Dnia 4 lipca br. z inicjatywy Głównego Konserwatora Przyrody prof. Ewy Symonides podpisane zostało między Ministerstwem Środowiska a Lasami Państwowymi porozumienie dotyczące ochrony obszarów Puszczy Białowieskiej nie włączonych dotychczas w obręb Białowieskiego Parku Narodowego. Jeśli jego postanowienia zostaną wcielone w życie i nie będą wykorzystane do mydlenia oczu opinii publicznej, pojawi się szansa skuteczniejszej ochrony puszczańskich starodrzewi.
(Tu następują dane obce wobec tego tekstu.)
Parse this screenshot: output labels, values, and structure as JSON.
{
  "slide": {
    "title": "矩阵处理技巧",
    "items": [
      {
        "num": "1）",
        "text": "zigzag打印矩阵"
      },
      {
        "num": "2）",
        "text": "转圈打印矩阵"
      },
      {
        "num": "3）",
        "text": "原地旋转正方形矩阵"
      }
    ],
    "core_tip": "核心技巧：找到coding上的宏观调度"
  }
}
Choć zapisom porozumienia daleko do ideału, jest ono bez wątpienia krokiem w dobrym kierunku. Dokument podpisany przez prof. Symonides i dyrektora generalnego Lasów Państwowych Janusza Dawidziuka zawiera m.in. zapisy mówiące o:
Jeśli uda się wprowadzić w życie te zapisy, bez wątpienia status ochronny Puszczy ulegnie poprawie. Stworzone zostaną także podwaliny pod społeczną kontrolę poczynań leśników w lasach białowieskich. To wszystko dobrze rokuje koncepcji powiększenia parku narodowego na obszar całej Puszczy, co organizacje ekologiczne postulują od wielu lat.
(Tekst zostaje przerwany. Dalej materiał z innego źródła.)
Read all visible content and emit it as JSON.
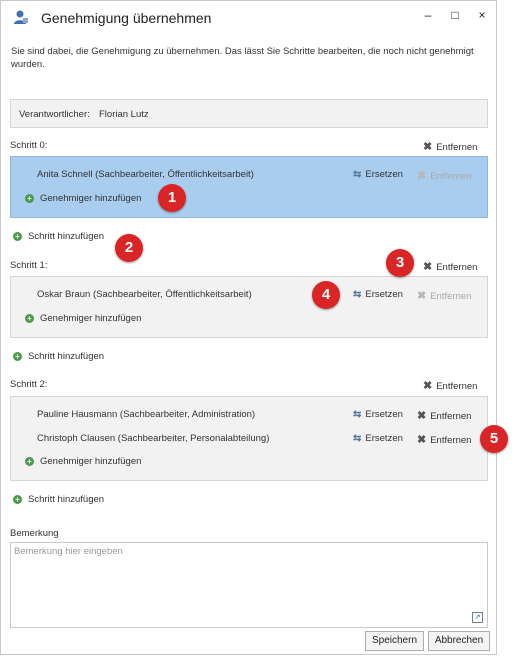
{
  "window": {
    "title": "Genehmigung übernehmen",
    "minimize": "–",
    "maximize": "□",
    "close": "×"
  },
  "intro_text": "Sie sind dabei, die Genehmigung zu übernehmen. Das lässt Sie Schritte bearbeiten, die noch nicht genehmigt wurden.",
  "responsible": {
    "label": "Verantwortlicher:",
    "name": "Florian Lutz"
  },
  "steps": [
    {
      "label": "Schritt 0:",
      "remove": "Entfernen",
      "approvers": [
        {
          "name": "Anita Schnell (Sachbearbeiter, Öffentlichkeitsarbeit)",
          "replace": "Ersetzen",
          "remove": "Entfernen",
          "remove_enabled": false
        }
      ],
      "add_approver": "Genehmiger hinzufügen",
      "selected": true
    },
    {
      "label": "Schritt 1:",
      "remove": "Entfernen",
      "approvers": [
        {
          "name": "Oskar Braun (Sachbearbeiter, Öffentlichkeitsarbeit)",
          "replace": "Ersetzen",
          "remove": "Entfernen",
          "remove_enabled": false
        }
      ],
      "add_approver": "Genehmiger hinzufügen",
      "selected": false
    },
    {
      "label": "Schritt 2:",
      "remove": "Entfernen",
      "approvers": [
        {
          "name": "Pauline Hausmann (Sachbearbeiter, Administration)",
          "replace": "Ersetzen",
          "remove": "Entfernen",
          "remove_enabled": true
        },
        {
          "name": "Christoph Clausen (Sachbearbeiter, Personalabteilung)",
          "replace": "Ersetzen",
          "remove": "Entfernen",
          "remove_enabled": true
        }
      ],
      "add_approver": "Genehmiger hinzufügen",
      "selected": false
    }
  ],
  "add_step": "Schritt hinzufügen",
  "remark": {
    "label": "Bemerkung",
    "placeholder": "Bemerkung hier eingeben"
  },
  "buttons": {
    "save": "Speichern",
    "cancel": "Abbrechen"
  },
  "callouts": [
    "1",
    "2",
    "3",
    "4",
    "5"
  ],
  "colors": {
    "selected_row": "#a9cdef",
    "callout": "#d92525",
    "add_icon": "#4a9a4a"
  }
}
Puszcza Białowieska. Fot. Krzysztof Mazurkiewicz
Są jednak mankamenty takiego postawienia sprawy. Po pierwsze, brakuje w dokumencie zapisu o utrzymaniu moratorium na wycinkę ponadstuletnich drzewostanów puszczańskich. Może to oznaczać, że co prawda na obszarze wspomnianych 10 tys. hektarów (planowany nowy rezerwat przyrody) nie będą prowadzone destrukcyjne wycinki, jednak już poza tym obszarem stare drzewa pójdą pod topór. Po drugie, w dokumencie nie ma mowy o ważnych kwestiach dotyczących procesu decyzyjnego – wszystko opiera się na zasadzie dobrowolności: Lasy Państwowe deklarują, że zrobią to i tamto, ale nie ma żadnej pewności, iż tak się rzeczywiście stanie, nie ma także określonych ew. sankcji za nie wywiązanie się ze zobowiązań. Po trzecie, mamy do czynienia z tworzeniem pewnej fikcji formalno-prawnej – nowo objęte ochroną tereny puszczańskie mają mieć status Lasu Narodowego, co w sytuacji, gdy najwyższą i najbardziej skuteczną formą ochrony najcenniejszych obszarów są parki narodowe budzi poważne wątpliwości. Autorzy porozumienia tłumaczą to sytuacją budżetową: park narodowy musiałby w całości być finansowany z budżetu państwa, co w obecnej sytuacji nie jest możliwe, natomiast Las Narodowy będzie mógł być dofinansowany z różnych źródeł. Nam jednak wydaje się, że problem ochrony Puszczy nie jest kwestią braku środków w budżecie, lecz efektem braku woli politycznej do powiększenia BPN i niechęci wobec reorientacji polityki regionalnej z surowcowo-drzewnej na ekologiczno-turystyczną.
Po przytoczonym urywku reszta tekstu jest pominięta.